With more than 58,000 names of service members who died during the Vietnam War, many of the veterans knew someone who has their name inscribed on the wall at the Vietnam Memorial. Many of the veterans expressed gratitude that views of the Vietnam War have matured over time, with civilians evolving to separate the politics of the war from the support of service members, many of whom were drafted into service.
Neumann, the Spring Green veteran who served during Vietnam, called the Vietnam Memorial the “highlight of the trip.”
“You know, when us Vietnam vets came home, we were almost spit on,” Neumann said. “My cousin is on that wall, it’s good that people have changed.”
Neumann also made sure to express his gratitude to the Honor Flight for a “really thoughtful and generous operation,” without which many of the veterans would never have seen the memorials dedicated in their honor.
On the other side of the National Mall, the veterans, including the lone World War II veteran on the flight, Edwin Schroeder, took in the World War II Memorial. Schroeder was accompanied on the trip by his grandson, Andrew Schroeder.

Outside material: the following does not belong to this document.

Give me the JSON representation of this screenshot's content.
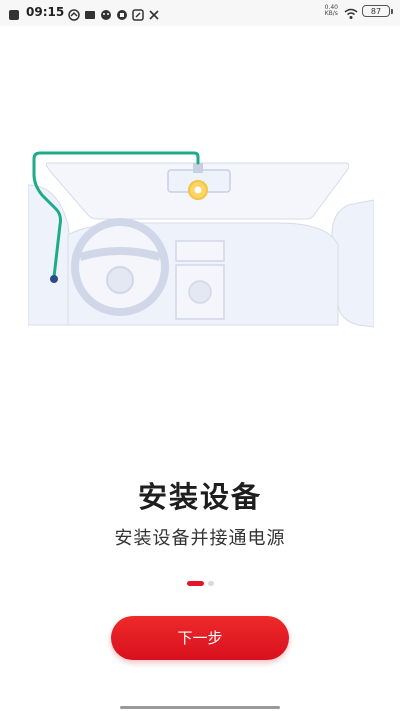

Edwin Schroeder, who also called the flight a “great honor,” spent the majority of the time at the memorial by the Wisconsin pillar, leaving his wheelchair to get his picture taken in front of the pillar with his grandson.
After leaving the World War II Memorial, the veterans stopped at the Marine Corps Memorial, a sculpture dedicated to Marines that depicts the iconic photograph of Marines raising the American Flag at the battle of Iwo Jima. With the assistance of the police escort, the group made up enough time to also visit the Pentagon 9/11 Memorial.
With the visits to the memorials concluded, the veterans boarded the plane back to Madison, where they opened letters from friends, family, supporters, and strangers thanking them for their sacrifices and service.
James Foulker, a Vietnam veteran and Lodi resident who served from 1971 to 1973, said the trip “was fantastic. There was so much to see, I could come back a million times.”
Arriving in Madison, the group was welcomed back by a crowd of thousands, who celebrated the veterans with cheering, salutes, music, and an honor guard.